Теперь другие люди, которые до этого просто стояли, неловко переглядываясь, и в тревожном замешательстве задавали друг другу вопросы, повисавшие в воздухе, начали тихо переговариваться и перешептываться, и уже пронеслось несколько раз слово «умер». Произнеся и услышав это слово, все затихли, успокоились, медленно повернули лица к мертвому и впились в него любопытными, жадными взглядами.
Тут послышался негромкий мужской голос, уверенно и убедительно высказавший то, в чем они как будто боялись себе признаться.
— Конечно, умер. Умер человек, — проговорил он тихо и веско. — Я сразу понял, что он мертвый.
В ту же секунду рослый солдат с морщинистым обветренным лицом человека, многие годы прослужившего в армии, повернулся к соседу — низенькому плосколицему ирландцу — и спокойно, уверенно, как о чем-то привычном, сказал:
— Где бы человек ни загнулся, он всегда оставляет эту черную расписочку — верно? — Он произнес эти слова сдержанным, сухим, небрежным тоном и кивнул на маленькую лужицу на цементе рядом с неуклюже подогнутой под скамейку ногой.
Плосколицый ирландец поспешно кивнул и с выражением энергического согласия произнес:
— Что и говорить!
В это время в толпе со стороны турникетов произошла легкая суматоха и перемещение, зашаркали ноги, люди почтительно расступились, и в сопровождении двух санитаров, один из которых держал свернутые носилки, появился врач «скорой помощи».
Врач был молодой, еврей с пухлыми губами, слегка скошенным подбородком, шелковистыми усиками и довольно надменным, скучающе-безразличным выражением лица.

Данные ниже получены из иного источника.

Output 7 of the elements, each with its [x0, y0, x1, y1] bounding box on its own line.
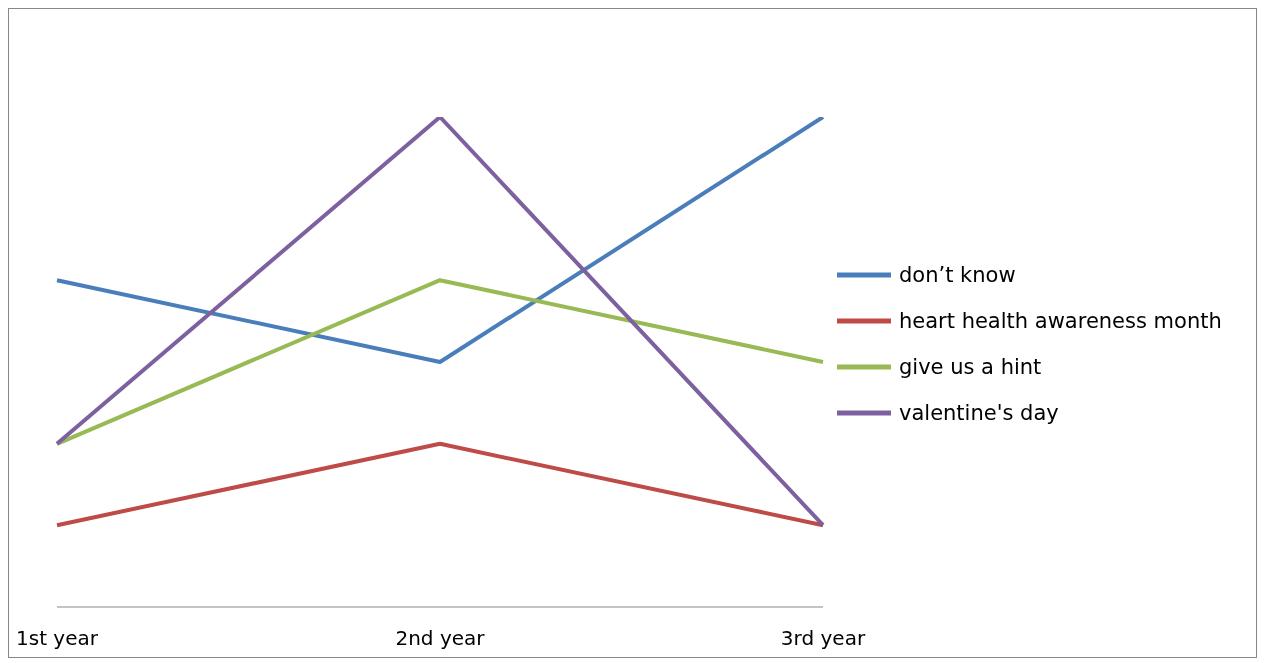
legend-label: give us a hint: [899, 355, 1042, 379]
x-tick-label: 3rd year: [780, 626, 866, 651]
x-tick-label: 1st year: [16, 626, 99, 651]
x-tick-label: 2nd year: [395, 626, 486, 651]
legend-label: heart health awareness month: [899, 309, 1222, 333]
legend-label: valentine's day: [899, 401, 1059, 425]
legend-label: don’t know: [899, 263, 1016, 287]
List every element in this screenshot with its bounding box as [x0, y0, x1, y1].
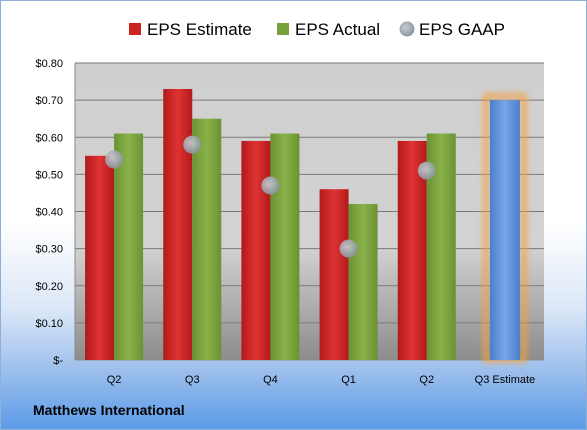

На нем был синий форменный пиджак, плоская синяя фуражка, сдвинутая на затылок, и когда он вошел и медленно, индифферентно направился к скамье, его стетоскоп уже был наготове и трубки — в ушах.
В каждом движении доктора читалась скука, привычка, даже усталость, словно его так часто вызывали на подобные происшествия, что он уже не способен был ни на какое чувство. Когда он дошел до полицейских, они расступились и пропустили его. Не заговорив с ними, он проследовал к мертвецу, расстегнул и распахнул на нем рубашку, наклонился и внимательно, методически, по нескольку секунд задерживаясь в каждом месте, стал прослушивать стетоскопом безволосую мягкую землистую грудь.
При этом на лице его не выражалось ничего — ни удивления, ни жалости, ни научного интереса. Он, конечно, с первого взгляда понял, что человек мертв, и теперь его врачебный долг был лишь частью формальности, установленной законом и обычаем. Но зрители все время потихоньку надвигались, и их взгляды были прикованы к лицу врача любопытством, почтением и суеверным страхом, точно они надеялись прочесть в нем подтверждение тому, что уже знали сами, — или увидеть выражение возрастающего ужаса, жалости, скорби, которое печатью уверенности скрепит их догадки. Но они не видели ничего, кроме педантичной должностной внимательности с налетом утомления и скуки.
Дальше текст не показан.